The result is operationally weak when the table becomes a dumping ground for every future question. Overloaded indexes become difficult to reason about because GSIs project different attributes for different entity types, forcing generic attribute names (Data1, Data2) and increasing storage costs. Backfills become risky because every item type has different attributes. Hot partitions appear when one tenant, status, or queue key receives disproportionate traffic. Cost shifts from read latency to write amplification and migration complexity.

Learning

The documented pattern is not “put everything in one table.” The pattern is “put items that serve the same operational access patterns in one table.”

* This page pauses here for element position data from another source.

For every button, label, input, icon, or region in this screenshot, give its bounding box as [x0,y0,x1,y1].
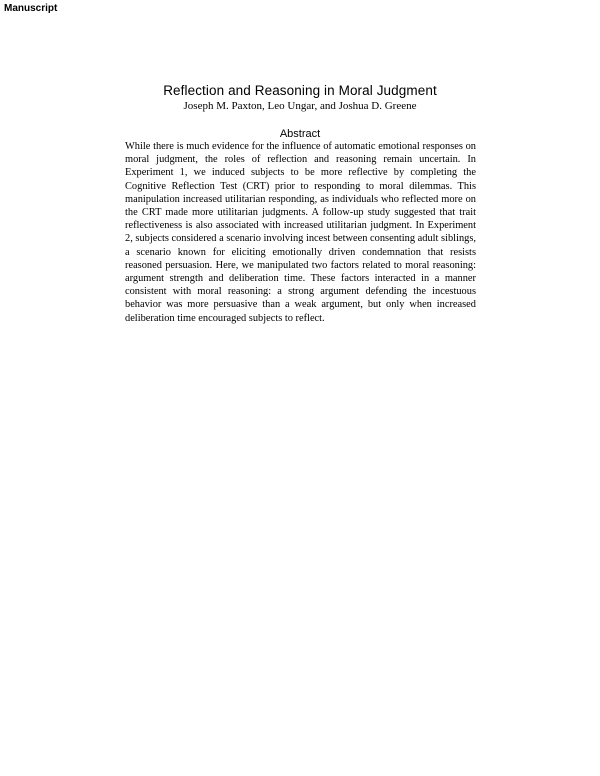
manuscript-label: Manuscript [4,3,58,14]
paper-authors: Joseph M. Paxton, Leo Ungar, and Joshua D. Greene [183,100,417,112]
abstract-body: While there is much evidence for the influence of automatic emotional responses on moral judgment, the roles of reflection and reasoning remain uncertain. In Experiment 1, we induced subjects to be more reflective by completing the Cognitive Reflection Test (CRT) prior to responding to moral dilemmas. This manipulation increased utilitarian responding, as individuals who reflected more on the CRT made more utilitarian judgments. A follow-up study suggested that trait reflectiveness is also associated with increased utilitarian judgment. In Experiment 2, subjects considered a scenario involving incest between consenting adult siblings, a scenario known for eliciting emotionally driven condemnation that resists reasoned persuasion. Here, we manipulated two factors related to moral reasoning: argument strength and deliberation time. These factors interacted in a manner consistent with moral reasoning: a strong argument defending the incestuous behavior was more persuasive than a weak argument, but only when increased deliberation time encouraged subjects to reflect. [125,141,476,324]
paper-title: Reflection and Reasoning in Moral Judgment [163,83,437,98]
abstract-heading: Abstract [279,128,321,140]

That distinction matters. A single table can be a clean aggregate store. It can also become an undocumented protocol where every key prefix is a hidden API. The difference is whether the team maintains an access-pattern registry, capacity assumptions, ownership rules, and test coverage for key construction.

Where It Breaks

Failure modeWhy it hurtsBetter response
Unknown query surfaceNew product questions do not match existing keysStart with multi-table or relational storage until access patterns stabilize
Ad hoc investigationScans become normal operating procedureExport to S3, index into OpenSearch, or use a relational read model
Hot partitionsOne tenant, queue, or status hits the 10GB or 1000 WCU partition limitsAdd write sharding, redesign queue keys, or isolate the workload
Index overloading without disciplineKey prefixes become tribal knowledge; GSI write amplification explodesMaintain a key catalog and tests for every access pattern
Excessive denormalizationEvery write updates many item shapesSeparate read models by workflow and accept asynchronous projection
Cross-aggregate transactionsBusiness invariants span many partitionsReconsider whether DynamoDB is the system of record for that workflow
Multi-team ownershipIndependent features mutate one physical tableDefine table ownership or split bounded contexts

The most dangerous failure is not a bad key name. It is a table whose operational contract is implicit.

Once multiple services write different item types into the same table, the schema lives in application code, migration scripts, dashboards, and engineer memory. That can work for a disciplined platform team. It is painful for a fast-moving product surface without strong ownership.

What to Do Next

  • Problem: If your team cannot list the top access patterns, single-table design will force premature decisions into the physical schema.
  • Solution: Model requests first, then map each request to a primary key, sort key, index, or external projection.
  • Proof: Verify every critical workflow with bounded Query operations, conditional write tests, backfill rehearsal, and partition hot-spot analysis.
  • Action: Use single-table design for stable operational aggregates; use separate tables or read models when query discovery, analytics, or independent team ownership matters more than one-call retrieval.